Just take your children to the museum yourself at the weekend or on school holidays and see if it's any cheaper.

It's free to get in . So depends where you are for transport costs

HeyThereDelila · 03/04/2025 10:32

YABU. They have to cover the cost of the coach, insurance and possibly cover supervisors at school to mind the kids who can’t go.

Does your school have a PTA? Ours does and fundraises to subsidise the cost of the trips.

At least you’re getting one. Ours is cutting residentials on account of costs and DC in year 1 isn’t having one at all this year, bar a subsidised trip to the panto at Christmas (for which we’re grateful).

The trip in year 1 is usually to a place we take him to anyway, but still a shame for the other DC who haven’t been there.

Cannaeberught · 03/04/2025 10:34

Coach costs, then maybe staff museum costs to fund the kids getting a talk or tour or whatever…

Gogogo12345 · 03/04/2025 10:36

Moonnstars · 02/04/2025 22:07

I am not sure I would want teachers taking 60 children on a public bus if I was a normal bus passenger.
There would be issues surrounding buying tickets and whether the bus had enough space. Also no seat belts on public buses either.

No seat belts on public buses for the kids who catch them to school either but no one makes a fuss about that

3678194b · 03/04/2025 10:37

DC's school sent a letter last week about a trip to Germany, 4 nights, flying, almost £2000.

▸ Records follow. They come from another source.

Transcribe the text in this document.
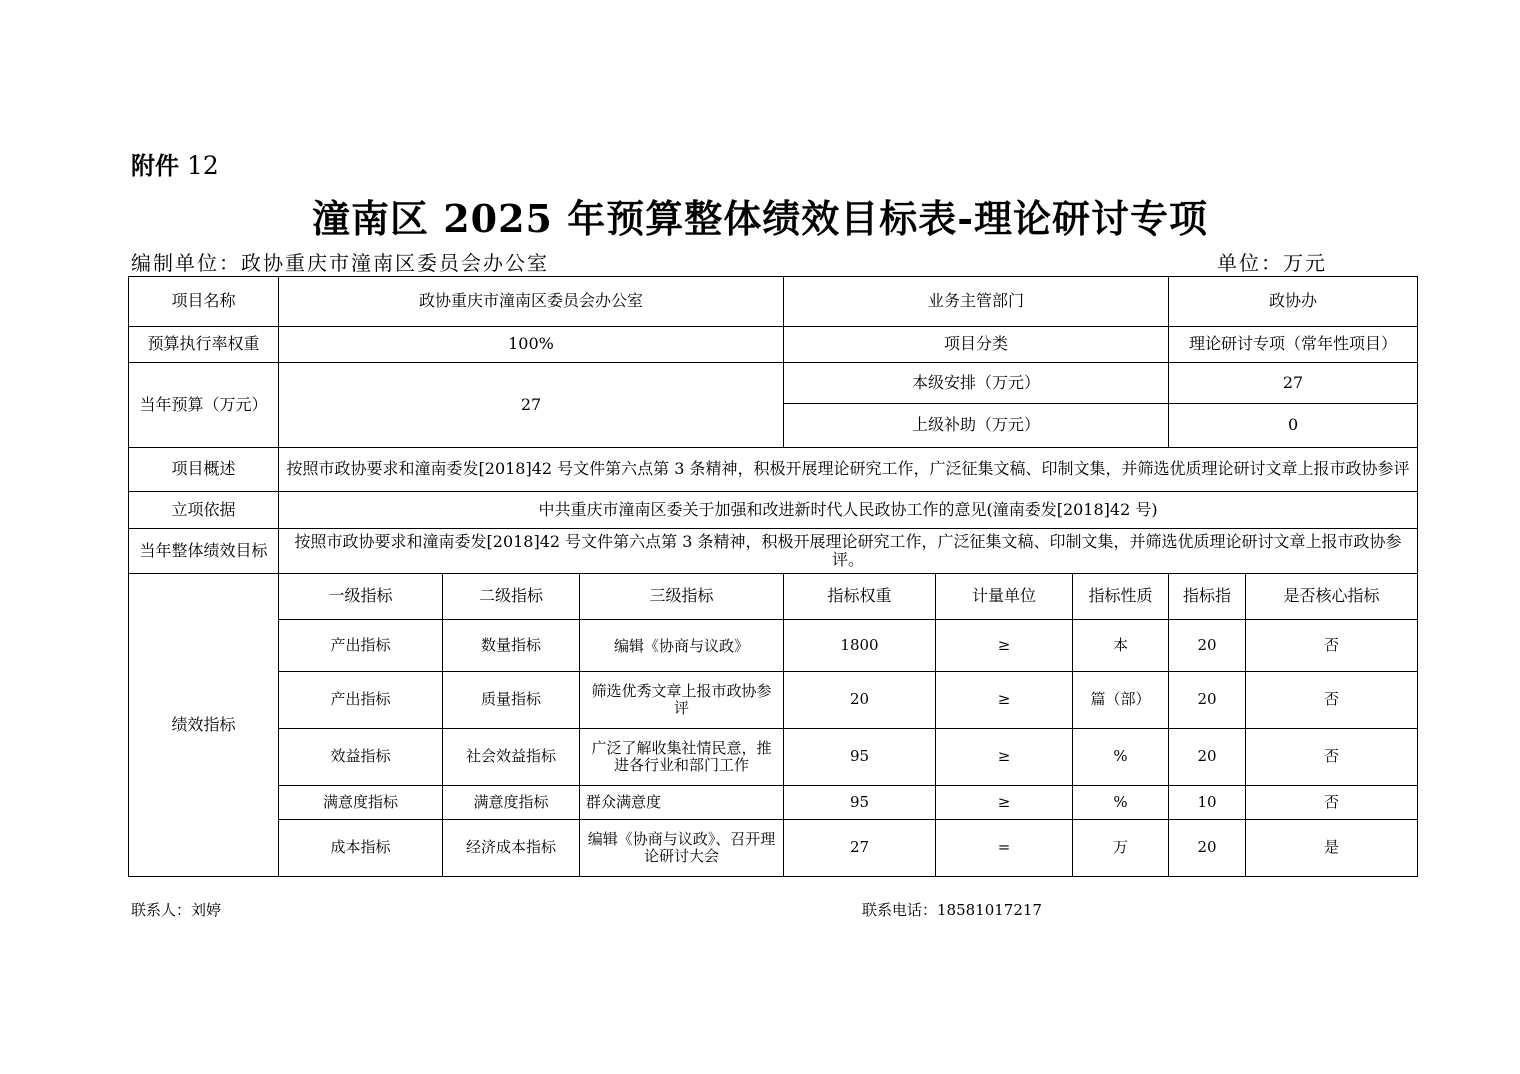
附件 12
潼南区 2025 年预算整体绩效目标表-理论研讨专项
编制单位：政协重庆市潼南区委员会办公室	单位：万元
项目名称	政协重庆市潼南区委员会办公室			业务主管部门			政协办	
预算执行率权重	100%			项目分类			理论研讨专项（常年性项目）	
当年预算（万元）	27			本级安排（万元）			27	
				上级补助（万元）			0	
项目概述	按照市政协要求和潼南委发[2018]42 号文件第六点第 3 条精神，积极开展理论研究工作，广泛征集文稿、印制文集，并筛选优质理论研讨文章上报市政协参评							
立项依据	中共重庆市潼南区委关于加强和改进新时代人民政协工作的意见(潼南委发[2018]42 号)							
当年整体绩效目标	按照市政协要求和潼南委发[2018]42 号文件第六点第 3 条精神，积极开展理论研究工作，广泛征集文稿、印制文集，并筛选优质理论研讨文章上报市政协参评。							
绩效指标	一级指标	二级指标	三级指标	指标权重	计量单位	指标性质	指标指	是否核心指标
	产出指标	数量指标	编辑《协商与议政》	1800	≥	本	20	否
	产出指标	质量指标	筛选优秀文章上报市政协参评	20	≥	篇（部）	20	否
	效益指标	社会效益指标	广泛了解收集社情民意，推进各行业和部门工作	95	≥	%	20	否
	满意度指标	满意度指标	群众满意度	95	≥	%	10	否
	成本指标	经济成本指标	编辑《协商与议政》、召开理论研讨大会	27	=	万	20	是
联系人：刘婷	联系电话：18581017217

Thankfully DC doesn't want to go. If I took DC it would cost nowhere near that amount, but I guess parents are having to cover the teachers who are in attendance.

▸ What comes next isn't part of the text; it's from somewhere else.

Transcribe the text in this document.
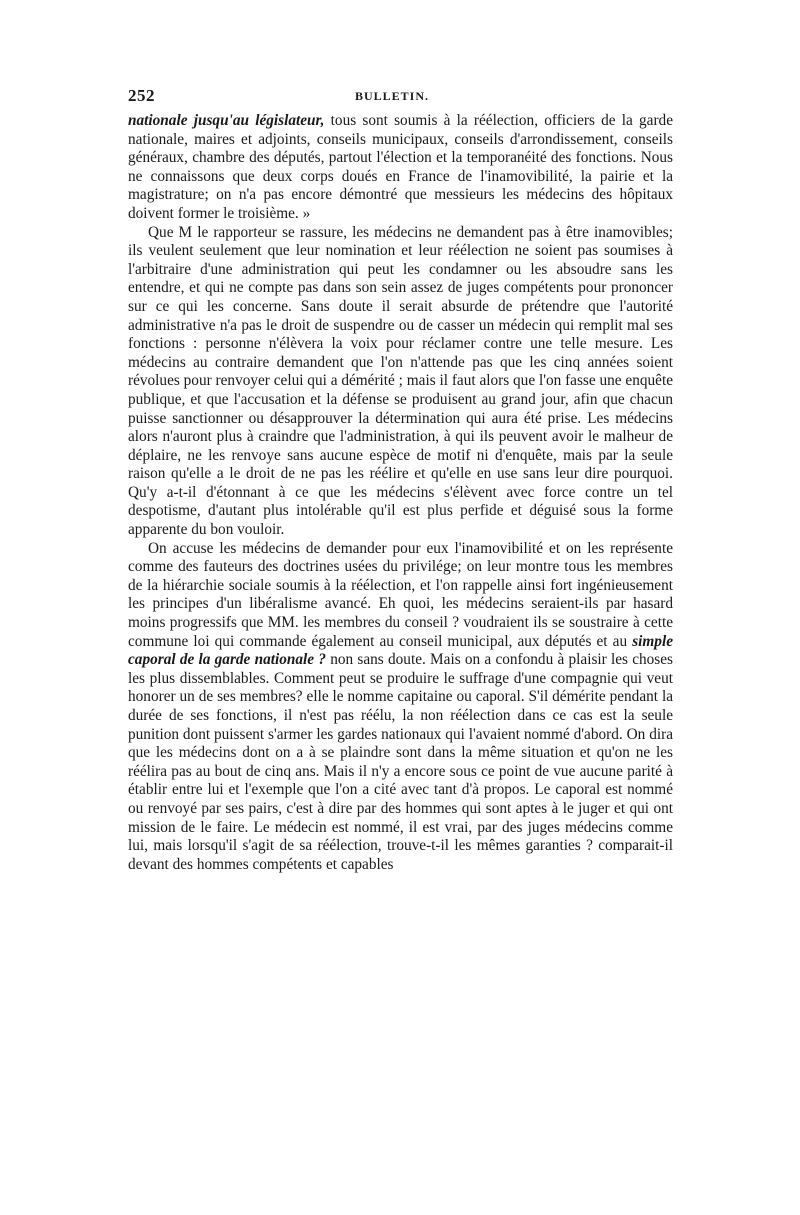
252	BULLETIN.

nationale jusqu'au législateur, tous sont soumis à la réélection, officiers de la garde nationale, maires et adjoints, conseils municipaux, conseils d'arrondissement, conseils généraux, chambre des députés, partout l'élection et la temporanéité des fonctions. Nous ne connaissons que deux corps doués en France de l'inamovibilité, la pairie et la magistrature; on n'a pas encore démontré que messieurs les médecins des hôpitaux doivent former le troisième. »

Que M le rapporteur se rassure, les médecins ne demandent pas à être inamovibles; ils veulent seulement que leur nomination et leur réélection ne soient pas soumises à l'arbitraire d'une administration qui peut les condamner ou les absoudre sans les entendre, et qui ne compte pas dans son sein assez de juges compétents pour prononcer sur ce qui les concerne. Sans doute il serait absurde de prétendre que l'autorité administrative n'a pas le droit de suspendre ou de casser un médecin qui remplit mal ses fonctions : personne n'élèvera la voix pour réclamer contre une telle mesure. Les médecins au contraire demandent que l'on n'attende pas que les cinq années soient révolues pour renvoyer celui qui a démérité ; mais il faut alors que l'on fasse une enquête publique, et que l'accusation et la défense se produisent au grand jour, afin que chacun puisse sanctionner ou désapprouver la détermination qui aura été prise. Les médecins alors n'auront plus à craindre que l'administration, à qui ils peuvent avoir le malheur de déplaire, ne les renvoye sans aucune espèce de motif ni d'enquête, mais par la seule raison qu'elle a le droit de ne pas les réélire et qu'elle en use sans leur dire pourquoi. Qu'y a-t-il d'étonnant à ce que les médecins s'élèvent avec force contre un tel despotisme, d'autant plus intolérable qu'il est plus perfide et déguisé sous la forme apparente du bon vouloir.

On accuse les médecins de demander pour eux l'inamovibilité et on les représente comme des fauteurs des doctrines usées du privilége; on leur montre tous les membres de la hiérarchie sociale soumis à la réélection, et l'on rappelle ainsi fort ingénieusement les principes d'un libéralisme avancé. Eh quoi, les médecins seraient-ils par hasard moins progressifs que MM. les membres du conseil ? voudraient ils se soustraire à cette commune loi qui commande également au conseil municipal, aux députés et au simple caporal de la garde nationale ? non sans doute. Mais on a confondu à plaisir les choses les plus dissemblables. Comment peut se produire le suffrage d'une compagnie qui veut honorer un de ses membres? elle le nomme capitaine ou caporal. S'il démérite pendant la durée de ses fonctions, il n'est pas réélu, la non réélection dans ce cas est la seule punition dont puissent s'armer les gardes nationaux qui l'avaient nommé d'abord. On dira que les médecins dont on a à se plaindre sont dans la même situation et qu'on ne les réélira pas au bout de cinq ans. Mais il n'y a encore sous ce point de vue aucune parité à établir entre lui et l'exemple que l'on a cité avec tant d'à propos. Le caporal est nommé ou renvoyé par ses pairs, c'est à dire par des hommes qui sont aptes à le juger et qui ont mission de le faire. Le médecin est nommé, il est vrai, par des juges médecins comme lui, mais lorsqu'il s'agit de sa réélection, trouve-t-il les mêmes garanties ? comparait-il devant des hommes compétents et capables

MrsSunshine2b · 03/04/2025 10:37

Just wait until your un-sporty teenager who hates the cold and anything resembling exercise comes home brandishing a letter asking for £2k for a ski trip and tells you it will only be £300 to buy all the kit they'll need.

Fancycheese · 03/04/2025 10:38

TheaBrandt1 · 03/04/2025 06:50

I would want my children to have as many opportunities as possible not just the bare minimum basics. If that meant limiting family size then so be it. The larger family is often for the parents benefit not the childrens.

Do you get a kick out of being self righteous? What do you suggest the OP do? Give 2 of her children back? Even if you only had one child, £45 for one day trip is a lot to a museum. People are permitted to express their feelings about the crazy cost of living at the minute. How is telling them they shouldn’t have had their children helpful?

Gogogo12345 · 03/04/2025 10:38

TeenLifeMum · 03/04/2025 08:48

I agree. I have a lot of issues with that kind of trip for 14 year olds and seriously question what value they can bring to Africa as “white saviours”.

How do you know the kids going at white?